An Oregon State University – Cascades anthropologist has been awarded $750,000 by the National Science Foundation to research issues facing coastal communities exposed to repetitive flooding, and the effectiveness of federal disaster response policies.
Elizabeth Marino, an assistant professor in the OSU College of Liberal Arts, will lead a research team that will consider community needs and responses related to the impacts of severe storms and repeated flooding.
“Communities are facing relocation, yet current disaster-response relocation policies favor solutions that focus on nuclear families and individual households,” Marino said. “These policies and solutions ignore the distinct needs of tight-knit and interdependent indigenous communities, such as those in rural Alaska, or other communities with a strong sense of social cohesion.
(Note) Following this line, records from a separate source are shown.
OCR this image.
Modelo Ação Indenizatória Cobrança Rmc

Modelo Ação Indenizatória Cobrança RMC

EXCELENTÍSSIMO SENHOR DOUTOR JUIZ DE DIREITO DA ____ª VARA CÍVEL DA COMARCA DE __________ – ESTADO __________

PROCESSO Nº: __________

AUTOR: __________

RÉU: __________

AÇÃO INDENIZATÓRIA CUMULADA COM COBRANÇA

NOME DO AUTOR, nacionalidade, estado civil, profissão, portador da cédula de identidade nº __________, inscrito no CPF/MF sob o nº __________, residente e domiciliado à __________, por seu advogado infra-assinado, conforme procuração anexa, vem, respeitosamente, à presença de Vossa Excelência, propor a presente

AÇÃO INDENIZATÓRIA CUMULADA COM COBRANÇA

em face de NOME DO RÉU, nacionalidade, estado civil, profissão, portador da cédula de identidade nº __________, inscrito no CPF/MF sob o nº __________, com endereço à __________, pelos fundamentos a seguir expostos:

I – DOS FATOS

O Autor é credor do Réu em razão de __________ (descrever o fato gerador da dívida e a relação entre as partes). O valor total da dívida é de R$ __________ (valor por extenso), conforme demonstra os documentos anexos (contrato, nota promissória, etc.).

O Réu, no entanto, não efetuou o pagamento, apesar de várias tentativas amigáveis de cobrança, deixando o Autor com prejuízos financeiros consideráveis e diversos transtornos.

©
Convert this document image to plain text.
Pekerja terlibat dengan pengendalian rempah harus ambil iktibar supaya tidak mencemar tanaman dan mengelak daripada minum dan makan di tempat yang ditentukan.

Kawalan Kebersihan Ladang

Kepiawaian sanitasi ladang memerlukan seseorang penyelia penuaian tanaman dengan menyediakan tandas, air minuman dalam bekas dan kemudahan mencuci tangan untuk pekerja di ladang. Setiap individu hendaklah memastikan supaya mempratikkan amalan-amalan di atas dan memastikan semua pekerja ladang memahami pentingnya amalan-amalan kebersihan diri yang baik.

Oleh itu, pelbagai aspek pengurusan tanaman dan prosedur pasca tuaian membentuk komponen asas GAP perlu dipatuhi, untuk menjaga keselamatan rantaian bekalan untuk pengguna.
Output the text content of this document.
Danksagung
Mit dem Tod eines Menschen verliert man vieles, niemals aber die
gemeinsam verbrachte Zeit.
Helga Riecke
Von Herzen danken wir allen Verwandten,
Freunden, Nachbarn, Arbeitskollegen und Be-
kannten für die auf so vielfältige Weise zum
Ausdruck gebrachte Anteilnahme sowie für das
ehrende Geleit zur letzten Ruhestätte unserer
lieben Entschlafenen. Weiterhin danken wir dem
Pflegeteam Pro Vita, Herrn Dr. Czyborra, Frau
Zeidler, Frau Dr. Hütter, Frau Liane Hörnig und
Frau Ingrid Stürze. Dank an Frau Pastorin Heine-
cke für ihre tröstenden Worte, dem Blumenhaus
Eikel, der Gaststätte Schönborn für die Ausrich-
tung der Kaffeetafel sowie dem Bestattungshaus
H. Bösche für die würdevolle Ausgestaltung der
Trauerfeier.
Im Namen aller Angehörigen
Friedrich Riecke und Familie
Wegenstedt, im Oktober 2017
“This project hopes to understand how relocation as adaptation in the U.S. could be more robust and more equitable.”
Marino will lead a three-year study to investigate options for communities and individuals in Alaska and throughout the U.S. that face repetitive flooding. This work will also examine how communities have used relocation as an adaptation to increasing risks from frequent natural disasters.
Over the past five years, disaster costs nationally have doubled largely due to severe storms and flooding. Rising coastal waters are especially challenging for the 31 Native American communities in Alaska that depend on the ocean as an economic and cultural resource.
As a result of rising sea levels, these communities face the increasing possibility that they must relocate to protect themselves from inundation, Marino said. 12 of these communities have requested relocation assistance from the federal government, but Marino said have not yet been relocated.
Across the U.S. repetitive flooding of private properties makes up two percent of claims made through the National Flood Insurance Program, yet such flooding comprises more than 25 percent of the total claims made. Marino said she hoped that by mapping political and economic costs and incorporating historical examples and policy analysis, her team will find solutions that can be applied both in Alaska and to communities throughout the country that face flooding.
Marino is the co-director of The Laboratory for the American Conversation at OSU-Cascades. She studies relationships among risk, vulnerability, slow and rapid onset disasters, human migration, and sense of place. She is the author of “Fierce Climate, Sacred Ground: an Ethnography of Climate Change,” a study of the village of Shishmaref, Alaska, which confronts the daily realities of a changing climate.